The response of the trade unions to the proposed 9,000 job losses has been predictably muted. No fight will be waged by the unions to save a single job. Since 2014, when Tesco’s current chief executive, Dave Lewis, took over, Tesco has slashed 10,000 jobs with the collaboration of the unions, in a four-year restructuring programme.
Pauline Foulkes, the national officer of the Union of Shop, Distributive and Allied Workers (Usdaw), the main union representing Tesco staff, said, “Usdaw is seeking an urgent meeting with the company to clarify the situation, to examine the details of what changes they are proposing and what this means for staff. ...”
She added, “This [9,000 job losses] is devastating news for staff, who have played a crucial role in Tesco’s turnaround project, contributing to 12 successive quarters of growth, solid Christmas trading and over a billion pounds of profit.”
Foulkes said nothing about mobilising any of the more than 160,000 members it has at Tesco or any of its total membership of 430,000 to fight the job losses. Instead, she proposed only that the union “will enter into consultation talks with Tesco, where we will examine the business case for their proposed changes.”
Unite represents 1,000 workers in four Tesco distribution centres. Its national officer for retail distribution, Adrian Jones, said, “Our top priority this week is to arrange a meeting with Tesco’s management to get a clear picture of what the supermarket is planning.”
Three of the UK’s big four supermarkets—Tesco, Morrisons, Sainsbury’s—have begun to cut prices in an attempt to protect their share of the market. Any benefit to consumers, however, will be short-lived, as the prices of imports are predicted to shoot up in the eventuality of Brexit, in whatever form.
The British Retail Consortium recently sent a letter to the crisis-ridden Conservative government of Theresa May. The letter was signed by the bosses of the biggest food retailers—Sainsbury’s, Asda, Marks & Spencer, the Co-op, Waitrose, Costcutter, KFC UK, Pret a Manger, Lidl and McDonald’s. It warned that Britain’s just-in-time food supply chain would be disrupted in the event of a no-deal Brexit. Nearly a third of foodstuffs consumed in the UK comes from Europe. Without a trade deal, tariffs would send prices soaring.

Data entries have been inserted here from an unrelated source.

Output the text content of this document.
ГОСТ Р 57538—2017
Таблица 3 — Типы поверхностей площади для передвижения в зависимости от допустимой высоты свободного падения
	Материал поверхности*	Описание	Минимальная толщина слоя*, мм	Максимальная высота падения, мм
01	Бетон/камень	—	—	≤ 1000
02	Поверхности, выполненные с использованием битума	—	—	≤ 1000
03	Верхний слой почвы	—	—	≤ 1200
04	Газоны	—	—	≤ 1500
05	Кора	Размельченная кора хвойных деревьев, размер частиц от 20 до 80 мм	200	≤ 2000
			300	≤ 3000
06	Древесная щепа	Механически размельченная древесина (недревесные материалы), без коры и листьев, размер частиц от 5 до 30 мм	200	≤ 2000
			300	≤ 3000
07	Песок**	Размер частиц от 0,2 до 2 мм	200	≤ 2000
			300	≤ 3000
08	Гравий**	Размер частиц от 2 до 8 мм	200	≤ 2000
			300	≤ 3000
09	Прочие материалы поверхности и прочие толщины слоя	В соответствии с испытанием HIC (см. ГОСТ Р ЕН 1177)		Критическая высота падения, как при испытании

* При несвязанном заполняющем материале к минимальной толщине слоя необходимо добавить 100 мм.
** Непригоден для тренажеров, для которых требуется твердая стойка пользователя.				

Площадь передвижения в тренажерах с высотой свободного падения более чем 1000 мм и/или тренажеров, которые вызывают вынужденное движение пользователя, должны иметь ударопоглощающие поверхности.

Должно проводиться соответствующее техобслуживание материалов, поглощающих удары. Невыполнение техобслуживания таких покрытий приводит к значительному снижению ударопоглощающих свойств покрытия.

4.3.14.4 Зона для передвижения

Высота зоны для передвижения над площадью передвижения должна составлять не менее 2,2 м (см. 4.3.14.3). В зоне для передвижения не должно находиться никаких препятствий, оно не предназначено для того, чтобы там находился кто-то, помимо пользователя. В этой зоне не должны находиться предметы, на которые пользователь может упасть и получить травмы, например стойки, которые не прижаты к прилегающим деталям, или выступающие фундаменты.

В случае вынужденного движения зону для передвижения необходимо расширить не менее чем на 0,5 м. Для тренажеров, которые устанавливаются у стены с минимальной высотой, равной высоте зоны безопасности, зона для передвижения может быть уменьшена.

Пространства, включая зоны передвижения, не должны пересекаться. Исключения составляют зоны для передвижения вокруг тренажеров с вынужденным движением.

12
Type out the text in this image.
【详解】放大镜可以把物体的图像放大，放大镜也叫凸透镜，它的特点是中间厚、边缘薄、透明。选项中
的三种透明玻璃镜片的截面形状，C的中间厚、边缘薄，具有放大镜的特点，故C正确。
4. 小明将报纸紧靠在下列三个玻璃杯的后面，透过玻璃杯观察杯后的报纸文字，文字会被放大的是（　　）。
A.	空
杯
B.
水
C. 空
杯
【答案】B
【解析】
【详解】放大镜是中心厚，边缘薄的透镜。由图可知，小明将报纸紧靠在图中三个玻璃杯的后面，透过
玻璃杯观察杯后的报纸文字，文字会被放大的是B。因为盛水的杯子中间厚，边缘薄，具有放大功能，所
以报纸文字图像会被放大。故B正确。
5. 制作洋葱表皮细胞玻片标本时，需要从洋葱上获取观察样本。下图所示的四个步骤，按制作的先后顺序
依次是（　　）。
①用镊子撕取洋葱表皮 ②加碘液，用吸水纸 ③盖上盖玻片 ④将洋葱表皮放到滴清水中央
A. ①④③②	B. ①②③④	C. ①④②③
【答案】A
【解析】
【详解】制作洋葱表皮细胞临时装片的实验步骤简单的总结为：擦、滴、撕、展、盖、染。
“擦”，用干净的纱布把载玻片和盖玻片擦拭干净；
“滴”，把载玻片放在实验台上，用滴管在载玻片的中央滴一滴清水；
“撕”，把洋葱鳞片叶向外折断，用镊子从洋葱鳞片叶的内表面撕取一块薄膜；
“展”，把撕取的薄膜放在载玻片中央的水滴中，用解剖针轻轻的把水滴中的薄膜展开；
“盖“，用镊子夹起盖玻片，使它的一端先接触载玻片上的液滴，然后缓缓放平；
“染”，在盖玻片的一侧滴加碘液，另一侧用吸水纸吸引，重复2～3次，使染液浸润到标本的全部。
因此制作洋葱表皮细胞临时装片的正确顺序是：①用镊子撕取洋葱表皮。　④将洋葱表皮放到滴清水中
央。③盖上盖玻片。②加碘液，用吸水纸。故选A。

While manufacturers are stockpiling food at record levels, their supply of perishables like fruit and salad will last only for two weeks before running out.
In the lead-up to Brexit, many manufactures are either moving their headquarters out of the UK onto mainland Europe or setting up additional companies in Europe. While Dyson is moving headquarters from the UK to Singapore, Japanese electronics company Panasonic is moving to Amsterdam. Sony is moving out to the Netherlands, while Japanese banks Nomura and Daiwa are establishing operations in Germany.
Whichever way the Brexit crisis pans out, the world economy is increasingly characterised by sanctions and tariff barriers spurred on by the US. American sanctions against the world’s second-largest economy, China, which may rise to from 10 percent to 25 percent after March 1 on £200 billion worth of Chinese goods, could plunge the world into recession.
In the fight to defend their jobs and livelihoods, retail workers must look to the example of autoworkers in Mexico and the US, and plantation workers in Sri Lanka, who are rejecting the unions and building their own rank-and-file committees in order to wage a genuine struggle to defend jobs and fight for better wages and working conditions.